Very unusually I have seen a lot of different synopsis for this book, so when I sat down to read it I really wasn’t sure what it would be about. Now I have finished it to be honest I am still not sure what it was actually about. It starts with the protagonist questioning karma and whether the story to follow proves it’s existence. However I really thought that the story centred round really bad luck. The sub plot of Stella’s ex husband testing out karma by giving away all his possessions served no purpose other than over labouring the point.
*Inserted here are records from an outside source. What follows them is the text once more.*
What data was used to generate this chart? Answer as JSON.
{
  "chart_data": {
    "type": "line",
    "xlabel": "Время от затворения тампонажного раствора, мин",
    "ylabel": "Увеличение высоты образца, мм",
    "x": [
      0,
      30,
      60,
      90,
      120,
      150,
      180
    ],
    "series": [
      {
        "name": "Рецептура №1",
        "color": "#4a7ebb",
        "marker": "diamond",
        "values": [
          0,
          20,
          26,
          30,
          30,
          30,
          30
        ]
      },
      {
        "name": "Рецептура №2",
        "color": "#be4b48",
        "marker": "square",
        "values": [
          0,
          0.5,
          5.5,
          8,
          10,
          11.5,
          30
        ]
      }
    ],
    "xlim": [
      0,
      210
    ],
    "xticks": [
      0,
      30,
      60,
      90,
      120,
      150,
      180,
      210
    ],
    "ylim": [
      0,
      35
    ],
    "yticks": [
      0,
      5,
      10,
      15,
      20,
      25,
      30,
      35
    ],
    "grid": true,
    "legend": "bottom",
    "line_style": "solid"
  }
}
The story begins with Stella causing a three way car crash by kindle letting someone else enter the car queue. Thereafter it was really hard to follow the story as it flits between before the accident, after the accident, present day and some time period in between. It was too much and really affected the flow of the story. Out of the blue Stella ends up in hospital in a very critical condition, which at first you think must be caused by the car accident, but no the doctors don’t think so, so not karma then. When focusing on Stella’s extended time in hospital I was drawn in and particularly loved when Stella’s Dad read to her to help her recovery. It was very endearing that they had this bond even though Stella had no way of expressing her gratitude. Just as I was warming to the book the plot line drastically alters again and the focus is thrown once more. From then on the story dragged and the book felt over long and still the title made little sense. It is only after you have ploughed through most of the book that things become a bit clearer, but it really isn’t much of a pay off.

I am a huge fan of Marian Keyes books and I have loved most of them, so I was really looking forward to this but I did not love it. She has the knack of finding humour in emotion fuelled situations, which she does to a certain degree in this book, but then I felt that all the flashing back and forward and too many side stories detracted from the overall feel. If you are new to Marian Keyes then you will enjoy this as you have nothing to compare it to, but please also hunt out her back catalogue for a true sense. Die hard fans will read this whatever I say but hopefully my review will prepare them for something different.